Tag Archives: changes

life in beta version

8 Jun

These days I set myself a new goal: to simplify my life. From the beginning of this year everything was going crazy and stuff just piled up and i found myself surrounded by all sorts of “clutter”. The pressure was high and still is. Every decision i have to take is consuming me as i try to take things seriously, especially those affecting my future, trying to come up with solutions to please all or at least many.

Sometimes i take a decision and try to stick on it, sometimes i second guess me.I think 2011 was (so far anyway) the year of choices for me. from little things that “just happened” to big decisions involving also people around me, people who care deeply about me and who i don’t wish to hurt whatsoever. but are hurt as the situations flow ahead, without my control.

I have to learn to see what is important to me and what makes me better and discover the “forward path”, without taking or considering even the sideway exits.

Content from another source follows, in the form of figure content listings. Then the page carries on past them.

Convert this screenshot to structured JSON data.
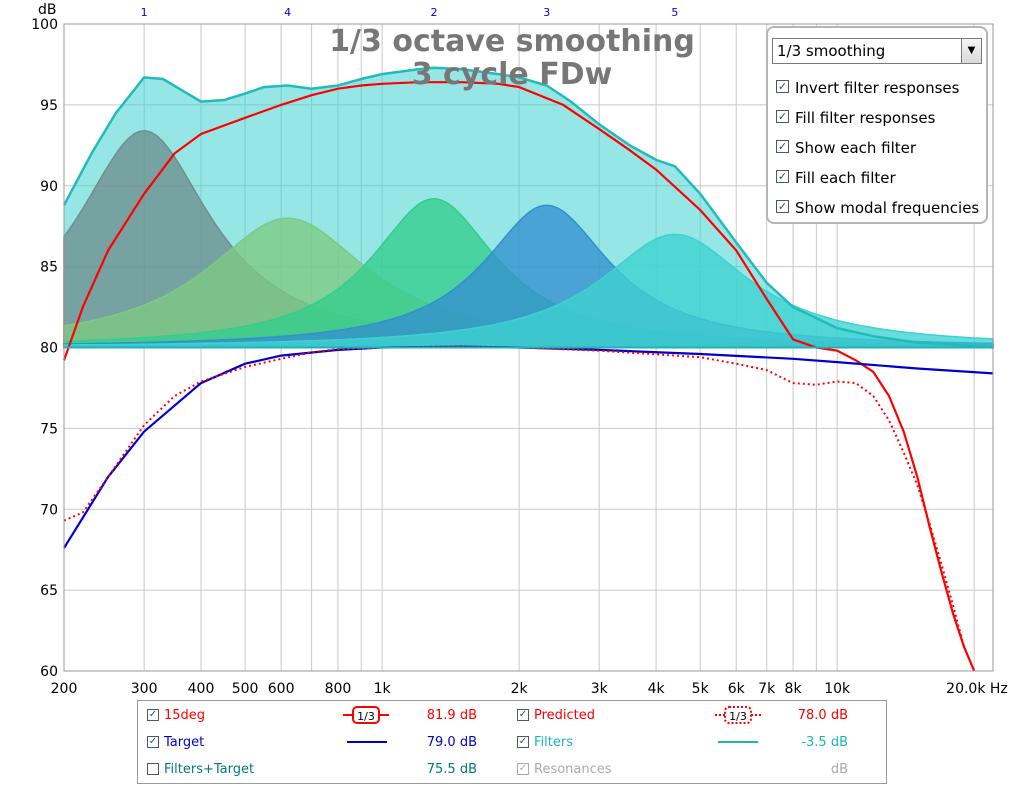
{
  "chart_data": {
    "type": "area",
    "title": "1/3 octave smoothing",
    "subtitle": "3 cycle FDw",
    "ylabel": "dB",
    "xlabel": "Hz",
    "xscale": "log",
    "xlim": [
      200,
      22000
    ],
    "ylim": [
      60,
      100
    ],
    "grid": true,
    "y_ticks": [
      "60",
      "65",
      "70",
      "75",
      "80",
      "85",
      "90",
      "95",
      "100"
    ],
    "x_ticks": [
      {
        "value": 200,
        "label": "200"
      },
      {
        "value": 300,
        "label": "300"
      },
      {
        "value": 400,
        "label": "400"
      },
      {
        "value": 500,
        "label": "500"
      },
      {
        "value": 600,
        "label": "600"
      },
      {
        "value": 800,
        "label": "800"
      },
      {
        "value": 1000,
        "label": "1k"
      },
      {
        "value": 2000,
        "label": "2k"
      },
      {
        "value": 3000,
        "label": "3k"
      },
      {
        "value": 4000,
        "label": "4k"
      },
      {
        "value": 5000,
        "label": "5k"
      },
      {
        "value": 6000,
        "label": "6k"
      },
      {
        "value": 7000,
        "label": "7k"
      },
      {
        "value": 8000,
        "label": "8k"
      },
      {
        "value": 10000,
        "label": "10k"
      },
      {
        "value": 20000,
        "label": "20.0k Hz"
      }
    ],
    "modal_frequencies": [
      {
        "label": "1",
        "freq": 300
      },
      {
        "label": "4",
        "freq": 620
      },
      {
        "label": "2",
        "freq": 1300
      },
      {
        "label": "3",
        "freq": 2300
      },
      {
        "label": "5",
        "freq": 4400
      }
    ],
    "baseline": 80,
    "filters": [
      {
        "label": "1",
        "color": "#a83d3d",
        "peak_freq": 300,
        "peak_db": 93.4,
        "width": 0.18
      },
      {
        "label": "4",
        "color": "#c8c224",
        "peak_freq": 620,
        "peak_db": 88.0,
        "width": 0.22
      },
      {
        "label": "2",
        "color": "#25c93a",
        "peak_freq": 1300,
        "peak_db": 89.2,
        "width": 0.17
      },
      {
        "label": "3",
        "color": "#2540cc",
        "peak_freq": 2300,
        "peak_db": 88.8,
        "width": 0.17
      },
      {
        "label": "5",
        "color": "#3bd2d2",
        "peak_freq": 4400,
        "peak_db": 87.0,
        "width": 0.2
      }
    ],
    "series": [
      {
        "name": "15deg",
        "color": "#ff0000",
        "style": "solid",
        "value": "81.9 dB",
        "x": [
          200,
          220,
          250,
          300,
          350,
          400,
          500,
          600,
          700,
          800,
          900,
          1000,
          1200,
          1500,
          1800,
          2000,
          2500,
          3000,
          3500,
          4000,
          5000,
          6000,
          7000,
          8000,
          9000,
          10000,
          11000,
          12000,
          13000,
          14000,
          15000,
          16000,
          17000,
          18000,
          19000,
          20000
        ],
        "y": [
          79.2,
          82.5,
          86.0,
          89.5,
          92.0,
          93.2,
          94.2,
          95.0,
          95.6,
          96.0,
          96.2,
          96.3,
          96.4,
          96.4,
          96.3,
          96.1,
          95.0,
          93.5,
          92.2,
          91.0,
          88.5,
          86.0,
          83.0,
          80.5,
          80.0,
          79.8,
          79.2,
          78.5,
          77.0,
          74.8,
          72.0,
          68.8,
          66.0,
          63.5,
          61.5,
          60.0
        ]
      },
      {
        "name": "Target",
        "color": "#0000cc",
        "style": "solid",
        "value": "79.0 dB",
        "x": [
          200,
          250,
          300,
          400,
          500,
          600,
          800,
          1000,
          1500,
          2000,
          3000,
          5000,
          8000,
          10000,
          15000,
          22000
        ],
        "y": [
          67.6,
          72.0,
          74.8,
          77.8,
          79.0,
          79.5,
          79.85,
          80.0,
          80.05,
          80.0,
          79.85,
          79.6,
          79.3,
          79.1,
          78.7,
          78.4
        ]
      },
      {
        "name": "Predicted",
        "color": "#ff0000",
        "style": "dotted",
        "value": "78.0 dB",
        "x": [
          200,
          220,
          250,
          300,
          350,
          400,
          500,
          600,
          700,
          800,
          1000,
          1500,
          2000,
          3000,
          5000,
          6000,
          7000,
          8000,
          9000,
          10000,
          11000,
          12000,
          13000,
          14000,
          15000,
          16000,
          17000,
          18000,
          19000,
          20000
        ],
        "y": [
          69.3,
          69.8,
          72.0,
          75.2,
          77.0,
          77.9,
          78.8,
          79.3,
          79.7,
          79.9,
          80.0,
          80.05,
          80.0,
          79.8,
          79.4,
          79.0,
          78.6,
          77.8,
          77.7,
          77.9,
          77.8,
          77.0,
          75.5,
          73.5,
          71.5,
          69.0,
          66.5,
          64.0,
          61.5,
          60.0
        ]
      },
      {
        "name": "Filters",
        "color": "#22bbbb",
        "style": "solid-fill",
        "value": "-3.5 dB",
        "x": [
          200,
          230,
          260,
          300,
          330,
          400,
          450,
          500,
          550,
          620,
          700,
          800,
          900,
          1000,
          1200,
          1300,
          1500,
          1800,
          2000,
          2300,
          2600,
          3000,
          3500,
          4000,
          4400,
          5000,
          6000,
          7000,
          8000,
          10000,
          12000,
          15000,
          20000,
          22000
        ],
        "y": [
          88.8,
          92.0,
          94.5,
          96.7,
          96.6,
          95.2,
          95.3,
          95.7,
          96.1,
          96.2,
          96.0,
          96.2,
          96.6,
          96.9,
          97.2,
          97.3,
          97.2,
          96.9,
          96.7,
          96.2,
          95.2,
          93.8,
          92.5,
          91.6,
          91.2,
          89.5,
          86.5,
          84.0,
          82.5,
          81.2,
          80.7,
          80.3,
          80.1,
          80.0
        ]
      }
    ]
  },
  "options": {
    "smoothing": "1/3 smoothing",
    "checkboxes": [
      {
        "label": "Invert filter responses",
        "checked": true
      },
      {
        "label": "Fill filter responses",
        "checked": true
      },
      {
        "label": "Show each filter",
        "checked": true
      },
      {
        "label": "Fill each filter",
        "checked": true
      },
      {
        "label": "Show modal frequencies",
        "checked": true
      }
    ]
  },
  "legend": {
    "items": [
      {
        "label": "15deg",
        "color": "#ff0000",
        "checked": true,
        "symbol": "1/3",
        "symbol_style": "solid",
        "value": "81.9 dB"
      },
      {
        "label": "Target",
        "color": "#0000cc",
        "checked": true,
        "symbol": "line",
        "value": "79.0 dB"
      },
      {
        "label": "Filters+Target",
        "color": "#007a7a",
        "checked": false,
        "symbol": "",
        "value": "75.5 dB"
      },
      {
        "label": "Predicted",
        "color": "#ff0000",
        "checked": true,
        "symbol": "1/3",
        "symbol_style": "dotted",
        "value": "78.0 dB"
      },
      {
        "label": "Filters",
        "color": "#1eb4b4",
        "checked": true,
        "symbol": "line",
        "value": "-3.5 dB"
      },
      {
        "label": "Resonances",
        "color": "#aaaaaa",
        "checked": true,
        "symbol": "",
        "value": "dB"
      }
    ]
  }
}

It’s a kind of  “voluntary simplicity” or a “focused simplicity” morelike. Life will always be crazy and hard, but i need to keep my mind set and unslipperish, need my concentration to be at the highest level in order to obtain more from a “focused” me.

Maybe i don’t even have the concept of “keep it simple” and i am made for this insane rhythm, this is what boosts my energy. But i am tired and i wish that things could be simpler, no more cloudless or haze. I enjoy my life to the fullest, taking what’s best from it, but i realize that all this maze of decisions isn’t good for anybody and i end up more surprised of me than others, not enjoying so much the whole life thing as i thought, cause my life is a constant drama which i enjoy like a masochist (figure of speech, doh! 🙂 )

It’s high time to reconsider and to keep an open and clearer mind set and try to leave behind the constant stress and chaos of decision-making. It’s hard and i’ll definitely miss “my complications” in a life that is now so packed to the hilt .

What i’m saying is that i want to get rid of this general feeling of uneasiness, ME supporting my decisions and use this new-released energy to tackle one provocation at a time, be aware of what solid is, by letting aside the critical situations which i needed so much..try to stop shuffling.